Implemented features:
Multi-criteria chapter scoring with justification
Structured editorial critique with:
strengths-first analysis
weaknesses and missed opportunities
concrete revision examples
Configurable editorial tone (e.g., sharp friend, senior editor, professor)
Interactive editorial Q&A mode for targeted questions
Opt-in grammar and line-level editing with before/after explanations
Replayable mock mode for demos and cost-controlled reuse
Strict grounding in stored memory (no invented critique)
Phase 3 transforms the system from a consistency checker into a true editorial engine.

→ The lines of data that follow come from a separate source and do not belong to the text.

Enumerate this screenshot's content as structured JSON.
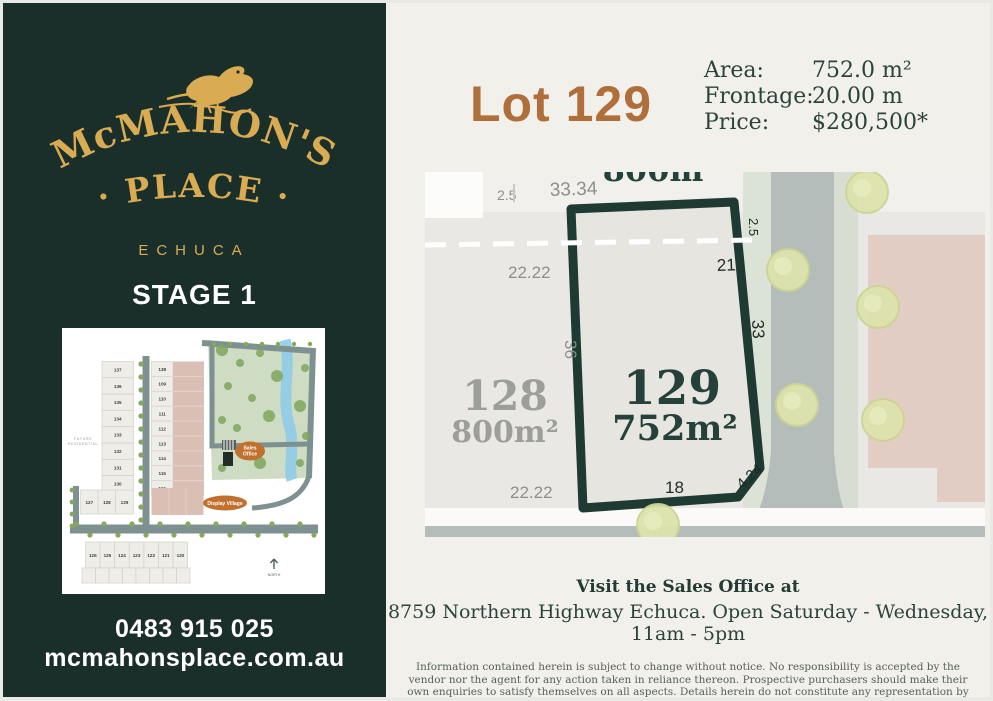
{
  "sidebar": {
    "brand": {
      "name_arc": "McMAHON'S",
      "name_line2": "· PLACE ·",
      "location": "ECHUCA"
    },
    "stage_label": "STAGE 1",
    "phone": "0483 915 025",
    "website": "mcmahonsplace.com.au",
    "minimap": {
      "left_column_lots": [
        "137",
        "136",
        "135",
        "134",
        "133",
        "132",
        "131",
        "130"
      ],
      "right_column_lots": [
        "138",
        "109",
        "110",
        "111",
        "112",
        "113",
        "114",
        "115",
        "116"
      ],
      "row_lots": [
        "127",
        "128",
        "129"
      ],
      "bottom_row_lots": [
        "126",
        "125",
        "124",
        "123",
        "122",
        "121",
        "120"
      ],
      "sales_office_label_1": "Sales",
      "sales_office_label_2": "Office",
      "display_village_label": "Display Village",
      "future_label_1": "FUTURE",
      "future_label_2": "RESIDENTIAL",
      "north_label": "NORTH"
    }
  },
  "main": {
    "lot_title": "Lot 129",
    "details": [
      {
        "label": "Area:",
        "value": "752.0 m²"
      },
      {
        "label": "Frontage:",
        "value": "20.00 m"
      },
      {
        "label": "Price:",
        "value": "$280,500*"
      }
    ],
    "plan": {
      "lot129": {
        "number": "129",
        "area": "752m²",
        "dim_top": "21",
        "dim_right_top": "2.5",
        "dim_right": "33",
        "dim_bottom": "18",
        "dim_chamfer": "4.24",
        "dim_left": "36"
      },
      "lot128": {
        "number": "128",
        "area": "800m²",
        "dim_top": "22.22",
        "dim_bottom": "22.22"
      },
      "road_offset": "2.5",
      "road_frontage": "33.34",
      "adjacent_lot_partial_label": "800m²"
    },
    "footer": {
      "visit_heading": "Visit the Sales Office at",
      "address_line": "8759 Northern Highway Echuca. Open Saturday - Wednesday, 11am - 5pm",
      "disclaimer": "Information contained herein is subject to change without notice. No responsibility is accepted by the vendor nor the agent for any action taken in reliance thereon. Prospective purchasers should make their own enquiries to satisfy themselves on all aspects. Details herein do not constitute any representation by the vendor or the agent and are expressly excluded from any contract."
    }
  },
  "colors": {
    "sidebar_green": "#1b2f2a",
    "gold": "#d9ab52",
    "cream": "#f2f0eb",
    "lot_title_brown": "#b06f3a",
    "plan_outline_green": "#1f3a32",
    "road_gray": "#b5bdba",
    "verge_green": "#dbe2d6",
    "pink_lot": "#e2cdc5",
    "badge_orange": "#c2702e",
    "creek_blue": "#8ecbe8"
  }
}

What the System Explicitly Does Not Do
By design, the system does not:
Automatically write prose
Enforce a hard timeline
Auto-resolve ambiguity or canon
Rewrite or delete narrative memory
Rely on embeddings or vector databases
Depend on hidden model state or chat history
These constraints preserve long-term narrative correctness.
Intended Use
This repository is intended for:
Long-form fiction writers seeking sustained editorial support
Retrieval-augmented AI experimentation
Learning careful, explainable LLM system design
Portfolio or academic evaluation (e.g., MS applications)
The emphasis is on design discipline, correctness, and explainability, not automation spectacle.
Current Status
Phase 1 — Foundation: Complete
Phase 2 — Accuracy & Structure: Complete
Phase 3 — Editorial Judgment & Craft Evaluation: Complete
Phase 4 — Workflow & Usability: Planned
The system is stable, usable, and actively supporting real writing.
One-Sentence Summary
This project is a file-backed, explainable editorial engine that persistently remembers long-form fiction and provides human-grade critique, evaluation, and line editing without ever owning or mutating narrative canon.